11 – MARQUINHO (1985-1987)
Lembrado com carinho pela torcida vascaína pelo gol do título do Estadual em 1982, encerra seu ciclo em São Januário no final de 1984, quando a Diretoria cruzmaltina entende ser necessário renovar seu elenco. Assim, surge a oportunidade de uma troca com o Flamengo, que manda ao Vasco o volante Vítor, recebendo em troca o “falso ponta” Marquinho. Tipo de jogador que agrada em cheio aos treinadores, é um típico “motorzinho” que, sem a bola, fecha o meio e exerce marcação implacável e, com a pelota, sabe triangular, infiltrar e mesmo driblar, em que pese certas deficiências no passe e na finalização.

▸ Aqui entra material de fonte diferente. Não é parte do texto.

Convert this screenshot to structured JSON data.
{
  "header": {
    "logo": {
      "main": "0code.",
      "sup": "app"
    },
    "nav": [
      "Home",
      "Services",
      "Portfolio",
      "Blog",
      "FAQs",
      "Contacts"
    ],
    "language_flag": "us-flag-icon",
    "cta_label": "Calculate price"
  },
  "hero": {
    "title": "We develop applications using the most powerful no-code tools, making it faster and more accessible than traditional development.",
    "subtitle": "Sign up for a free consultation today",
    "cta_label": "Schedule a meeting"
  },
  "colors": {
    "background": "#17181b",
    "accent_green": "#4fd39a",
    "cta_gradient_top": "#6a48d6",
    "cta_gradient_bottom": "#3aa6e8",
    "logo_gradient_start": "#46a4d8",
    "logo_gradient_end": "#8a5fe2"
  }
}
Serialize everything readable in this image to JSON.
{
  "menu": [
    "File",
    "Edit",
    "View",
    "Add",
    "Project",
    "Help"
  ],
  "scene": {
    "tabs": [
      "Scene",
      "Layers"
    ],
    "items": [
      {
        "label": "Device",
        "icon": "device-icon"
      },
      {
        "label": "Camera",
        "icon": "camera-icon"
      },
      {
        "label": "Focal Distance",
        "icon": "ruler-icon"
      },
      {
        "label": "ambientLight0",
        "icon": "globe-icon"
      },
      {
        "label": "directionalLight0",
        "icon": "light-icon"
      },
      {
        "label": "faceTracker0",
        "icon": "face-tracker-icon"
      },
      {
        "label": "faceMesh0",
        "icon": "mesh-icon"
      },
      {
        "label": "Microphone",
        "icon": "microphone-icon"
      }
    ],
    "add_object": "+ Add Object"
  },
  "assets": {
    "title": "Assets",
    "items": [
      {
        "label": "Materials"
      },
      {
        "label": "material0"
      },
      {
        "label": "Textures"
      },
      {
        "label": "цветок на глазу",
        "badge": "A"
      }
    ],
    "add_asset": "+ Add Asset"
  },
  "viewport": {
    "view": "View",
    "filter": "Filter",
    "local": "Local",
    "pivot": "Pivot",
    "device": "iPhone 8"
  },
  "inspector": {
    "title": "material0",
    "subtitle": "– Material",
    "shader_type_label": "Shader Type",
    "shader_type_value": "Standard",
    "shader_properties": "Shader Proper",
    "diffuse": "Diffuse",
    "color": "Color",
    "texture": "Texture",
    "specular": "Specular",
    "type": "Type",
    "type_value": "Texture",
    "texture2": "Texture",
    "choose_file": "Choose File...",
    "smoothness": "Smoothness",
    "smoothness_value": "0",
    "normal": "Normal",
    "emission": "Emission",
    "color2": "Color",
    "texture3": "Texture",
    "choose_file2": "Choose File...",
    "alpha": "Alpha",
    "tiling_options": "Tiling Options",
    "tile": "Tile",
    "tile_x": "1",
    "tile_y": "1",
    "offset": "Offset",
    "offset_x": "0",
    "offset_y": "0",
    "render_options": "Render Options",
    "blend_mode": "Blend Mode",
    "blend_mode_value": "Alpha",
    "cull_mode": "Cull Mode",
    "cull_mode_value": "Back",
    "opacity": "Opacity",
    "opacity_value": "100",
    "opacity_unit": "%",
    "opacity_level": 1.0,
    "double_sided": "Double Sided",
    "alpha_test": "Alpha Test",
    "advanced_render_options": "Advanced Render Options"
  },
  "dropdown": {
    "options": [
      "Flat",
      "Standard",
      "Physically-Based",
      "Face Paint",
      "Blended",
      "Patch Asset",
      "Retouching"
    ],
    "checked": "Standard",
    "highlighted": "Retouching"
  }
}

Prestigiado com Zagalo e, principalmente, com Sebastião Lazaroni, é sempre titular e peça-chave da equipe, em termos táticos. Seus melhores momentos são o “hat-trick” em um 7-0 contra o Santa Cruz, pelo Brasileiro-85, a assistência para Bebeto marcar o primeiro gol nos 2-0 contra o Vasco na Final do Estadual-86 e o gol do título do Terceiro Turno do Estadual-87 (muito parecido, aliás, com que marcara na fatídica final de 82). Perde espaço com a saída de Lazaroni e a chegada de Antonio Lopes, com quem tivera problemas no passado, e com a ascensão de Zinho, igualmente disciplinado taticamente, porém mais jovem e melhor tecnicamente. No segundo semestre, é vendido ao Atlético-MG. Pelo Flamengo, conquista o Estadual de 1986.